Most of the time though, the formatting isn't an issue. It depends on the site though - some authors produce stuff that doesn't look good as PDF, even if the content is still there. That doesn't bug me much.
Ok, so we seem to agree print-to-pdf loses formatting. I share your interest in and fascination with this (weirdly irksome and edgecasey) problem but just about any modern browser provides better facilities for saving web pages with higher fidelity than 'print to pdf'. Print to pdf is so easy to beat, you'd have to go out of your way to find a way to not-beat it - say, saving just 'page source'.
PDF gives me an off-line readable version of the website, and is pretty compatible with pdftotext as a pipeline tool... I'm not sure that formatting is such a huge issue - I'm yet to find a web page I can't extract some meaningful info from, later on ..
As does 'Save as: Web Archive' in Safari or, if you tell it to store offline, 'Add to Reading List'. In Chrome you can save pages to .mht. All of these are single-keystroke, better ways to locally archive a web page.
You can extract the full text from these (with whatever tools you like) with better fidelity than you can from a pdf, which is a lossy conversion from the same source. This seems to barely merit debating, unless I'm missing something.
PDF works just fine.
I'm sure it works for you and I'm not harbouring any delusions I'm going to talk you out of your decades-established workflow. But for anyone looking for ways to keep track of web pages, thinking about building tools in this space, etc - no, PDF is not a good way to archive web pages, either manually or programmatically.
I am not finding this to be true. Pretty much every PDF I have has been usable for extracting the text content - unless the Web authors intentionally work to obfuscate/disable this functionality, i.e. using images to display text content.
>PDF is not a good way to archive web pages, either manually or programmatically.
I disagree, entirely, with your conclusion - you haven't made a strong argument. 20,000+ fully-searchable, indexable, accessible-in-offline PDF files vs. your opinion so far.
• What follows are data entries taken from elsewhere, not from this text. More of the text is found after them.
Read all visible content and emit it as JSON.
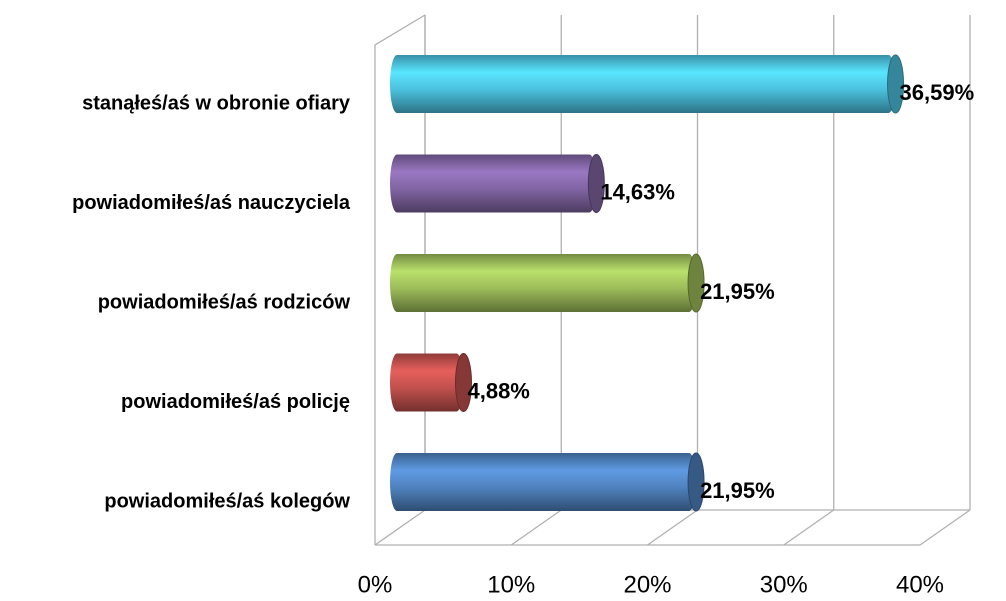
{
  "chart_data": {
    "type": "bar",
    "orientation": "horizontal",
    "categories": [
      "stanąłeś/aś w obronie ofiary",
      "powiadomiłeś/aś nauczyciela",
      "powiadomiłeś/aś rodziców",
      "powiadomiłeś/aś policję",
      "powiadomiłeś/aś kolegów"
    ],
    "values": [
      36.59,
      14.63,
      21.95,
      4.88,
      21.95
    ],
    "value_labels": [
      "36,59%",
      "14,63%",
      "21,95%",
      "4,88%",
      "21,95%"
    ],
    "colors": [
      "#4bc0dd",
      "#8064a2",
      "#9bbb59",
      "#c0504d",
      "#4f81bd"
    ],
    "xlim": [
      0,
      40
    ],
    "xticks": [
      {
        "value": 0,
        "label": "0%"
      },
      {
        "value": 10,
        "label": "10%"
      },
      {
        "value": 20,
        "label": "20%"
      },
      {
        "value": 30,
        "label": "30%"
      },
      {
        "value": 40,
        "label": "40%"
      }
    ],
    "grid": true
  }
}
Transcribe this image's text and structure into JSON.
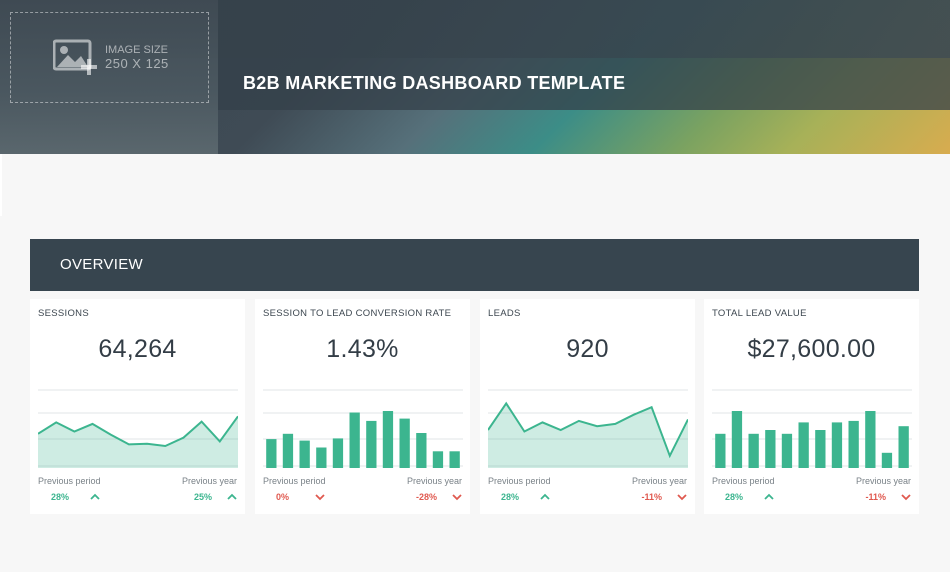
{
  "header": {
    "logo_placeholder": {
      "line1": "IMAGE SIZE",
      "line2": "250 X 125"
    },
    "title": "B2B MARKETING DASHBOARD TEMPLATE"
  },
  "section": {
    "title": "OVERVIEW"
  },
  "colors": {
    "accent": "#3cb58f",
    "negative": "#e0594f",
    "bar_dark": "#37454f"
  },
  "cards": [
    {
      "label": "SESSIONS",
      "value": "64,264",
      "chart_type": "area",
      "series": [
        45,
        60,
        48,
        58,
        44,
        31,
        32,
        29,
        40,
        61,
        35,
        68
      ],
      "prev_label": "Previous period",
      "prev_value": "28%",
      "prev_trend": "up",
      "year_label": "Previous year",
      "year_value": "25%",
      "year_trend": "up"
    },
    {
      "label": "SESSION TO LEAD CONVERSION RATE",
      "value": "1.43%",
      "chart_type": "bar",
      "series": [
        38,
        45,
        36,
        27,
        39,
        73,
        62,
        75,
        65,
        46,
        22,
        22
      ],
      "prev_label": "Previous period",
      "prev_value": "0%",
      "prev_trend": "down",
      "year_label": "Previous year",
      "year_value": "-28%",
      "year_trend": "down"
    },
    {
      "label": "LEADS",
      "value": "920",
      "chart_type": "area",
      "series": [
        50,
        85,
        48,
        60,
        50,
        62,
        55,
        58,
        70,
        80,
        16,
        64
      ],
      "prev_label": "Previous period",
      "prev_value": "28%",
      "prev_trend": "up",
      "year_label": "Previous year",
      "year_value": "-11%",
      "year_trend": "down"
    },
    {
      "label": "TOTAL LEAD VALUE",
      "value": "$27,600.00",
      "chart_type": "bar",
      "series": [
        45,
        75,
        45,
        50,
        45,
        60,
        50,
        60,
        62,
        75,
        20,
        55
      ],
      "prev_label": "Previous period",
      "prev_value": "28%",
      "prev_trend": "up",
      "year_label": "Previous year",
      "year_value": "-11%",
      "year_trend": "down"
    }
  ]
}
I don't see any of the issues you've stated are insurmountable - in fact, I find the reality to be completely the opposite to your stated opinion. Please expand on this if you have the energy.
Probably the shortest version of the point I'm trying to make is that every current browser does a much better job of providing you this than printing to PDF. If you rely on this as a personal web archiving system, you're going to lose data in the most irritating way - data you thought you collected but actually didn't.
I don't understand your point at all. In what way is a browser going to give me information that is not available to me unless I'm online? PDF's of sites I've visited have all the data I need - the stuff I read that then prompted me to print to PDF. I've searched and I'm yet to find a single PDF in my collection that doesn't have the info that prompted me to save it in the first place. I understand you believe your point is strong - its still not being made in a way that I can relate.
PDF conversion throws away almost all of the structure contained in HTML. Tools like pdf2text then try to reconstruct some of that structure (such as the correct sequence of letters and words) using complex heuristics that don't always work.
They often do that successfully enough, especially if all you want is to grep for words. pdf2text also has a table mode that attempts to reconstruct table structured content. This is far less successful.
So depending on how you want to process your stored data, saving as PDF may or may not preserve sufficient information.
If you were storing pages for the purpose of extracting specific properties of things you are researching (say product information or the tree structure of HN threads), then throwing away all that structure makes it a lot more difficult or even impossible to reconstruct the information you need.
If I were storing pages for unknown future purposes, I wouldn't want to throw away any information I might need, and therefore I would never use PDF as an archival format.
But I understand that you store PDF files for a very specific purpose for which lossy PDF conversion happens to be good enough. So that's fine of course.
The only question I have is where I can find the source URL of the stored pages.
Most of the time though, the formatting isn't an issue. It depends on the site though - some authors produce stuff that doesn't look good as PDF, even if the content is still there. That doesn't bug me much.